High-latitude vegetation article in Biogeosciences
In a new open-access paper in the journal Biogeosciences a team of authors from LATICE, GEco and NIBIO evaluated the performance of three methods for representing high-latitude vegetation cover.
Comparison of methods for representing vegetation cover
Representing vegetation cover
Vegetation is an important component in global ecosystems, affecting the physical, hydrological and biogeochemical properties of the land surface. To capture future spatial and temporal changes in vegetation cover and its feedbacks to the climate system, dynamic global vegetation models (DGVMs) are included as important components of land surface models. Variation in the predicted vegetation cover from DGVMs therefore has large impacts on modelled radiative and non-radiative properties, especially over high-latitude regions. In this study, the authors evaluate the performance of three methods for spatial representation of present-day vegetation cover with respect to prediction of plant functional type (PFT) profiles – one based upon distribution models (DMs), one that uses a remote sensing (RS) dataset and a DGVM (CLM4.5BGCDV; Community Land Model 4.5 Bio-Geo-Chemical cycles and Dynamical Vegetation).
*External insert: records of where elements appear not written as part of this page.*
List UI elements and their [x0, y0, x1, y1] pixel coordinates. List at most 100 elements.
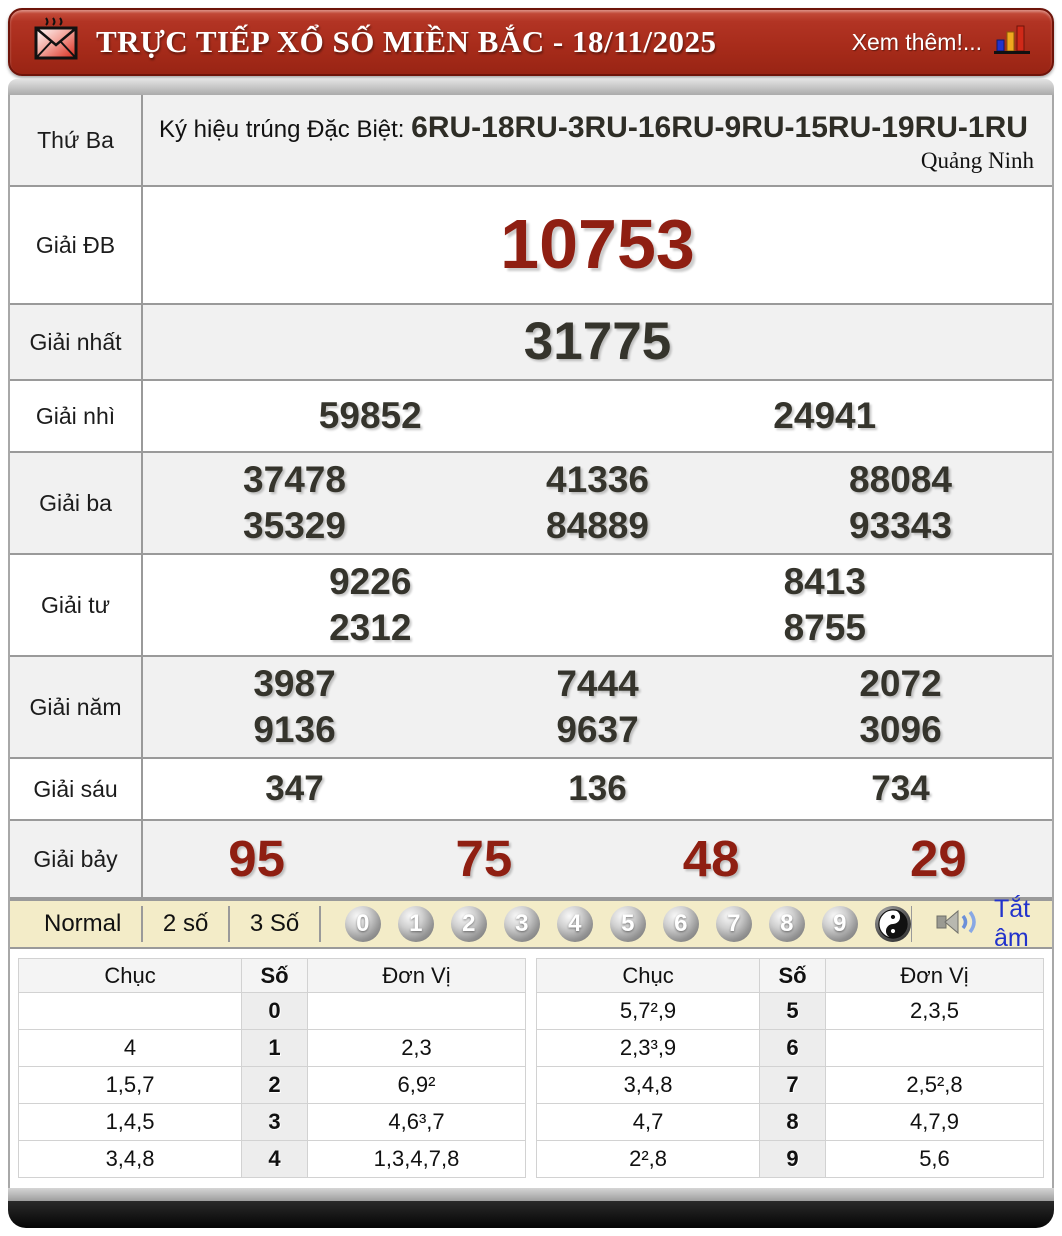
prize-number: 9136	[253, 709, 336, 750]
stats-cell	[306, 992, 527, 1030]
special-symbol-cell: Ký hiệu trúng Đặc Biệt: 6RU-18RU-3RU-16R…	[143, 95, 1052, 185]
digit-ball-0[interactable]: 0	[344, 906, 381, 942]
stats-cell: 3,4,8	[17, 1140, 243, 1178]
stats-row: 2,3³,9 6	[535, 1029, 1045, 1067]
stats-header-cell: Số	[759, 958, 826, 993]
stats-cell: 2,3	[306, 1029, 527, 1067]
prize-row: Giải nhì 59852 24941	[10, 379, 1052, 451]
digit-ball-7[interactable]: 7	[715, 906, 752, 942]
prize-number: 48	[682, 830, 740, 888]
prize-row: Giải ĐB 10753	[10, 185, 1052, 303]
prize-values: 59852 24941	[143, 381, 1052, 451]
prize-row: Giải nhất 31775	[10, 303, 1052, 379]
stats-cell: 7	[759, 1066, 826, 1104]
widget-bottom-bar	[8, 1201, 1054, 1228]
stats-cell: 0	[241, 992, 308, 1030]
province-label: Quảng Ninh	[920, 148, 1034, 174]
digit-ball-2[interactable]: 2	[450, 906, 487, 942]
stats-row: 3,4,8 7 2,5²,8	[535, 1066, 1045, 1104]
digit-ball-1[interactable]: 1	[397, 906, 434, 942]
stats-row: 4,7 8 4,7,9	[535, 1103, 1045, 1141]
prize-table: Thứ Ba Ký hiệu trúng Đặc Biệt: 6RU-18RU-…	[10, 95, 1052, 899]
prize-number: 9637	[556, 709, 639, 750]
prize-number: 84889	[546, 505, 649, 546]
digit-stats-section: Chục Số Đơn Vị 0 4 1 2,3 1,5,7 2 6,9² 1,4,5 3 4,6³,7…	[10, 949, 1052, 1188]
mute-sound-link[interactable]: Tắt âm	[994, 895, 1038, 953]
symbol-label: Ký hiệu trúng Đặc Biệt:	[159, 116, 412, 143]
stats-cell	[824, 1029, 1045, 1067]
prize-values: 9226 8413 2312 8755	[143, 555, 1052, 655]
digit-ball-9[interactable]: 9	[821, 906, 858, 942]
draw-info-row: Thứ Ba Ký hiệu trúng Đặc Biệt: 6RU-18RU-…	[10, 95, 1052, 185]
stats-cell: 2,3,5	[824, 992, 1045, 1030]
stats-row: 2²,8 9 5,6	[535, 1140, 1045, 1178]
panel-top-strip	[8, 79, 1054, 95]
see-more-link[interactable]: Xem thêm!...	[852, 23, 1030, 61]
prize-number: 41336	[546, 458, 649, 500]
stats-header-cell: Chục	[17, 958, 243, 993]
prize-label: Giải ba	[10, 453, 143, 553]
prize-label: Giải sáu	[10, 759, 143, 819]
prize-number: 136	[568, 769, 627, 809]
header-bar: TRỰC TIẾP XỔ SỐ MIỀN BẮC - 18/11/2025 Xe…	[8, 8, 1054, 76]
content-panel: Thứ Ba Ký hiệu trúng Đặc Biệt: 6RU-18RU-…	[8, 95, 1054, 1188]
toolbar-separator	[910, 906, 912, 942]
stats-table-right: Chục Số Đơn Vị 5,7²,9 5 2,3,5 2,3³,9 6 3,4,8 7 2,5…	[535, 958, 1045, 1178]
prize-number: 9226	[329, 560, 412, 602]
stats-cell: 8	[759, 1103, 826, 1141]
stats-cell: 1,4,5	[17, 1103, 243, 1141]
stats-header-cell: Chục	[535, 958, 761, 993]
prize-number: 59852	[318, 394, 422, 436]
stats-cell: 2	[241, 1066, 308, 1104]
prize-number: 37478	[243, 458, 346, 500]
symbol-codes: 6RU-18RU-3RU-16RU-9RU-15RU-19RU-1RU	[411, 111, 1028, 144]
stats-cell: 3,4,8	[535, 1066, 761, 1104]
yin-yang-icon[interactable]	[874, 906, 911, 942]
digit-ball-3[interactable]: 3	[503, 906, 540, 942]
toolbar-separator	[319, 906, 321, 942]
stats-row: 1,4,5 3 4,6³,7	[17, 1103, 527, 1141]
stats-cell: 2,3³,9	[535, 1029, 761, 1067]
digit-ball-8[interactable]: 8	[768, 906, 805, 942]
mode-3so[interactable]: 3 Số	[230, 910, 319, 938]
stats-cell: 4,7,9	[824, 1103, 1045, 1141]
prize-row: Giải bảy 95 75 48 29	[10, 819, 1052, 897]
prize-number: 31775	[523, 311, 672, 371]
prize-values: 31775	[143, 305, 1052, 379]
prize-number: 2072	[859, 662, 942, 704]
prize-label: Giải ĐB	[10, 187, 143, 303]
stats-cell: 4,6³,7	[306, 1103, 527, 1141]
stats-cell: 4	[17, 1029, 243, 1067]
prize-label: Giải nhất	[10, 305, 143, 379]
draw-day-label: Thứ Ba	[10, 95, 143, 185]
digit-ball-5[interactable]: 5	[609, 906, 646, 942]
digit-balls: 0123456789	[344, 906, 911, 942]
stats-cell: 1,5,7	[17, 1066, 243, 1104]
prize-row: Giải sáu 347 136 734	[10, 757, 1052, 819]
prize-number: 35329	[243, 505, 346, 546]
prize-row: Giải năm 3987 7444 2072 9136 9637 3096	[10, 655, 1052, 757]
stats-cell: 9	[759, 1140, 826, 1178]
stats-cell: 6	[759, 1029, 826, 1067]
mode-2so[interactable]: 2 số	[143, 910, 228, 938]
stats-cell: 5,7²,9	[535, 992, 761, 1030]
prize-number: 3987	[253, 662, 336, 704]
mode-normal[interactable]: Normal	[24, 910, 141, 938]
prize-values: 3987 7444 2072 9136 9637 3096	[143, 657, 1052, 757]
prize-label: Giải nhì	[10, 381, 143, 451]
stats-cell: 1,3,4,7,8	[306, 1140, 527, 1178]
prize-label: Giải bảy	[10, 821, 143, 897]
stats-row: 0	[17, 992, 527, 1030]
speaker-icon[interactable]	[936, 907, 980, 942]
prize-number: 88084	[849, 458, 952, 500]
sound-control[interactable]: Tắt âm	[910, 895, 1038, 953]
stats-cell: 5	[759, 992, 826, 1030]
lottery-widget: TRỰC TIẾP XỔ SỐ MIỀN BẮC - 18/11/2025 Xe…	[8, 8, 1054, 1228]
prize-number: 29	[910, 830, 967, 888]
prize-number: 3096	[859, 709, 942, 750]
digit-ball-6[interactable]: 6	[662, 906, 699, 942]
stats-header-cell: Đơn Vị	[306, 958, 527, 993]
digit-ball-4[interactable]: 4	[556, 906, 593, 942]
bar-chart-icon	[994, 23, 1030, 61]
stats-cell: 3	[241, 1103, 308, 1141]
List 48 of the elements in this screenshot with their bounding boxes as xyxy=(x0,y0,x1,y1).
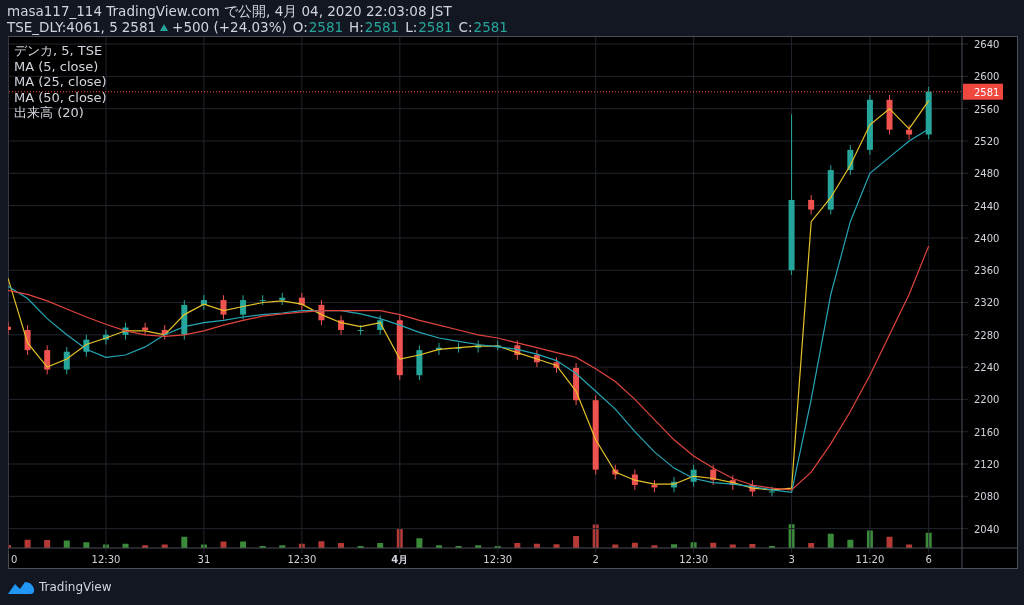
x-axis-label: 12:30 xyxy=(287,554,317,565)
x-axis-label: 2 xyxy=(592,554,599,565)
x-axis-label: 11:20 xyxy=(855,554,885,565)
brand-name: TradingView xyxy=(39,580,112,594)
x-axis-label: 6 xyxy=(925,554,932,565)
y-axis-label: 2200 xyxy=(974,394,1000,406)
y-axis-label: 2640 xyxy=(974,39,1000,51)
y-axis-label: 2080 xyxy=(974,491,1000,503)
legend-item: MA (5, close) xyxy=(14,58,99,74)
x-axis-label: 12:30 xyxy=(483,554,513,565)
y-axis-label: 2480 xyxy=(974,168,1000,180)
ohlc-value: 2581 xyxy=(473,19,508,35)
y-axis-label: 2240 xyxy=(974,362,1000,374)
x-axis-label: 0 xyxy=(11,554,18,565)
ohlc-value: 2581 xyxy=(308,19,344,35)
last-price: 2581 xyxy=(121,19,157,35)
price-change: +500 (+24.03%) xyxy=(172,19,287,35)
x-axis-label: 4月 xyxy=(391,554,409,565)
y-axis-label: 2040 xyxy=(974,523,1000,535)
legend-item: MA (25, close) xyxy=(14,74,107,89)
y-axis-label: 2120 xyxy=(974,459,1000,470)
x-axis-label: 12:30 xyxy=(679,554,709,565)
y-axis-label: 2600 xyxy=(974,71,1000,83)
legend-item: 出来高 (20) xyxy=(14,105,84,120)
y-axis-label: 2520 xyxy=(974,136,1000,147)
ohlc-label: L: xyxy=(405,19,418,35)
x-axis-label: 31 xyxy=(197,554,211,565)
ref-line-label: 2581 xyxy=(974,86,1000,98)
x-axis-label: 12:30 xyxy=(91,554,121,565)
x-axis-label: 3 xyxy=(788,554,795,565)
cloud-logo-icon xyxy=(6,579,36,595)
legend-item: MA (50, close) xyxy=(14,89,107,105)
ohlc-label: C: xyxy=(458,19,473,35)
y-axis-label: 2320 xyxy=(974,297,1000,309)
ohlc-value: 2581 xyxy=(418,19,453,35)
symbol-info: TSE_DLY:4061, 5 xyxy=(7,19,118,35)
legend-item: デンカ, 5, TSE xyxy=(14,43,103,58)
y-axis-label: 2280 xyxy=(974,329,1000,341)
y-axis-label: 2400 xyxy=(974,232,1000,244)
y-axis-label: 2360 xyxy=(974,265,1000,277)
y-axis-label: 2560 xyxy=(974,103,1000,115)
up-triangle-icon xyxy=(160,22,169,32)
ohlc-label: H: xyxy=(349,19,364,35)
publish-info: masa117_114 TradingView.com で公開, 4月 04, 2020 22:03:08 JST xyxy=(7,3,453,19)
ohlc-label: O: xyxy=(292,19,308,35)
y-axis-label: 2160 xyxy=(974,426,1000,438)
ohlc-value: 2581 xyxy=(364,19,400,35)
y-axis-label: 2440 xyxy=(974,200,1000,212)
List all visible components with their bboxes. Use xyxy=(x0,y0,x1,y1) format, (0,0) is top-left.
PFT profiles obtained from an independently collected field-based vegetation dataset from Norway were used for the evaluation.
A flavour of the results
The authors found that RS-based PFT profiles matched the reference dataset best, closely followed by DM, whereas predictions from DGVMs often deviated strongly from the reference. DGVM predictions overestimated the area covered by boreal needleleaf evergreen trees and bare ground at the expense of boreal broadleaf deciduous trees and shrubs. A series of sensitivity experiments was performed to investigate if addition of new thresholds identified by DM improve the performance of the DGVM method. Based on the results, the authors suggest implementation of one of these novel PFT-specific thresholds for establishment (i.e. precipitation seasonality) in the DGVM method. The results highlight the potential of using PFT-specific thresholds obtained by DM in development of DGVMs in broader regions. The authors also emphasize the potential of establishing DMs as a reliable method for providing PFT distributions for evaluation of DGVMs alongside RS.